Family Focus

September 2, 2014

The year I graduated from college (1970), 40 percent of U.S. households consisted of a married couple and their children. According to research summarized in AARP The Magazine’s June-July issue, the percentage was only 19 percent in 2013.

Even more startling is this: In 1960, five percent of U.S. births were to unmarried women. In 2012, it was 41 percent.

Very far from the most important impact these trends have on life in America today is the slice of American society we serve: competitive school sports.

In the 1960s and 1970s, schools would expect two parents in attendance for each child’s games or meets. In 2014, it is not unusual that one or infrequent that both parents are absent when their son or daughter competes.

Of course, school programs today have more boys sports and an almost entirely new slate of girls sports for parents to observe than two generations ago; and many times multiple events are scheduled simultaneously and force attentive parents to miss one child’s game while another child competes elsewhere.

It’s not my purpose here to point to specific strategies needed to keep parents constructively engaged in school sports. The limit of my commentary now is to offer a reminder, even to myself, that the manner in which we did things when the family unit looked one way is very likely in need of an overhaul, or at least a tweak, when the family unit looks very different.

The challenge, of course, is finding new avenues for old messages – fresh ways to deliver lasting core values. If we continue to proclaim that our brand is family friendly, we will meet this challenge.

The Golden Rule

October 24, 2014

Competitive athletics are filled with rules. They include contest limitations and eligibility, conduct and playing rules. But apparently the “Golden Rule” is not one of those rules.

In competitive athletics, teams look for competitive advantage, which is often at odds with the spirit of “Do unto others as you would want them to do unto you.” Seeking competitive advantage sometimes devolves from a legitimate attempt to exploit an opponent’s weakness to rule-shading gamesmanship and, in its worst form, to blatant cheating. Do unto others what you can get away with.

Furthermore, in competitive athletics, emotions often run high – both among participants and spectators – and this leads easily to overheated partisan perspective, lack of good reason and loss of behavior that is respectful of others’ beliefs and feelings.

It’s hard to treat nicely people who act nasty. It requires, in fact, a supercharged Golden Rule that says “Do unto others better than they may do unto you.”

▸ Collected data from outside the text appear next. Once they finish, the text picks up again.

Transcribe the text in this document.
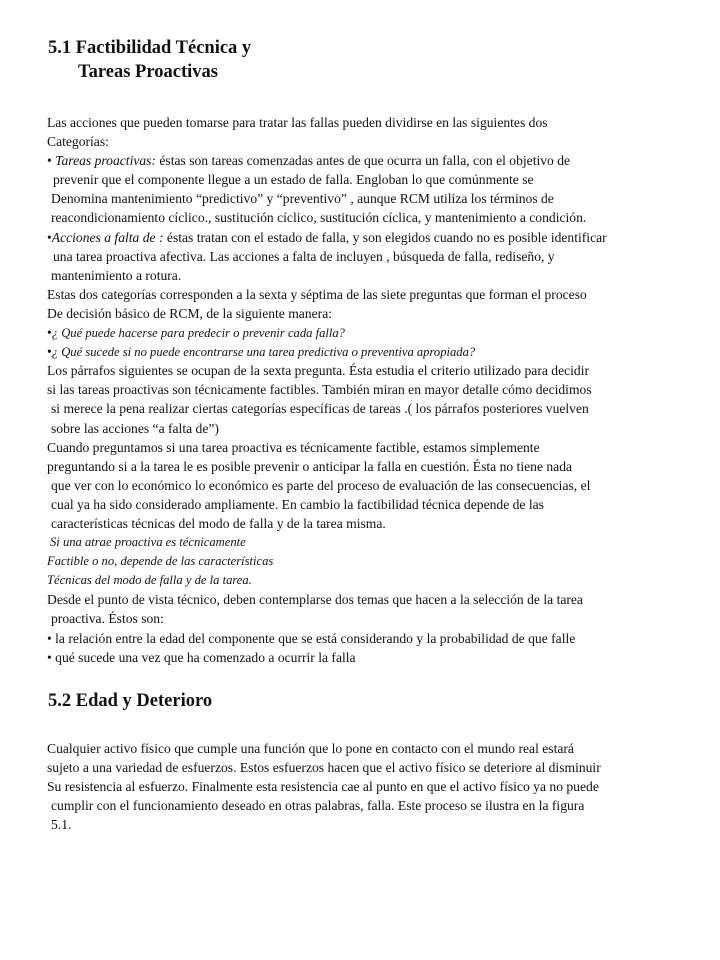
5.1 Factibilidad Técnica y
Tareas Proactivas
Las acciones que pueden tomarse para tratar las fallas pueden dividirse en las siguientes dos
Categorías:
• Tareas proactivas: éstas son tareas comenzadas antes de que ocurra un falla, con el objetivo de
prevenir que el componente llegue a un estado de falla. Engloban lo que comúnmente se
Denomina mantenimiento “predictivo” y “preventivo” , aunque RCM utiliza los términos de
reacondicionamiento cíclico., sustitución cíclico, sustitución cíclica, y mantenimiento a condición.
•Acciones a falta de : éstas tratan con el estado de falla, y son elegidos cuando no es posible identificar
una tarea proactiva afectiva. Las acciones a falta de incluyen , búsqueda de falla, rediseño, y
mantenimiento a rotura.
Estas dos categorías corresponden a la sexta y séptima de las siete preguntas que forman el proceso
De decisión básico de RCM, de la siguiente manera:
•¿ Qué puede hacerse para predecir o prevenir cada falla?
•¿ Qué sucede si no puede encontrarse una tarea predictiva o preventiva apropiada?
Los párrafos siguientes se ocupan de la sexta pregunta. Ésta estudia el criterio utilizado para decidir
si las tareas proactivas son técnicamente factibles. También miran en mayor detalle cómo decidimos
si merece la pena realizar ciertas categorías específicas de tareas .( los párrafos posteriores vuelven
sobre las acciones “a falta de”)
Cuando preguntamos si una tarea proactiva es técnicamente factible, estamos simplemente
preguntando si a la tarea le es posible prevenir o anticipar la falla en cuestión. Ésta no tiene nada
que ver con lo económico lo económico es parte del proceso de evaluación de las consecuencias, el
cual ya ha sido considerado ampliamente. En cambio la factibilidad técnica depende de las
características técnicas del modo de falla y de la tarea misma.
Si una atrae proactiva es técnicamente
Factible o no, depende de las características
Técnicas del modo de falla y de la tarea.
Desde el punto de vista técnico, deben contemplarse dos temas que hacen a la selección de la tarea
proactiva. Éstos son:
• la relación entre la edad del componente que se está considerando y la probabilidad de que falle
• qué sucede una vez que ha comenzado a ocurrir la falla
5.2 Edad y Deterioro
Cualquier activo físico que cumple una función que lo pone en contacto con el mundo real estará
sujeto a una variedad de esfuerzos. Estos esfuerzos hacen que el activo físico se deteriore al disminuir
Su resistencia al esfuerzo. Finalmente esta resistencia cae al punto en que el activo físico ya no puede
cumplir con el funcionamiento deseado en otras palabras, falla. Este proceso se ilustra en la figura
5.1.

It’s hard to treat people better than they treat you; but if there were ever a place where there is more opportunity to do so, it’s in competitive sports where people are blinded by partisanship for their team or their child. Perhaps it’s only a political election campaign that presents as tough an environment for the Golden Rule.

Years ago in a radio commentary, Character Counts’ Michael Josephson said: “People of character treat others respectfully whether they deserve it or not. I’m reminded of the politician who refused to get in a name-calling match with an opponent, saying, ‘Sir, I will treat you like a gentleman, not because you are one, but because I am one.’ Sure, it’s hard to treat people better than they treat us; but it’s important to realize what’s at stake. If we allow nasty, crude and selfish people to drag us down to their level, they set the tone of our lives and shape us in their image.”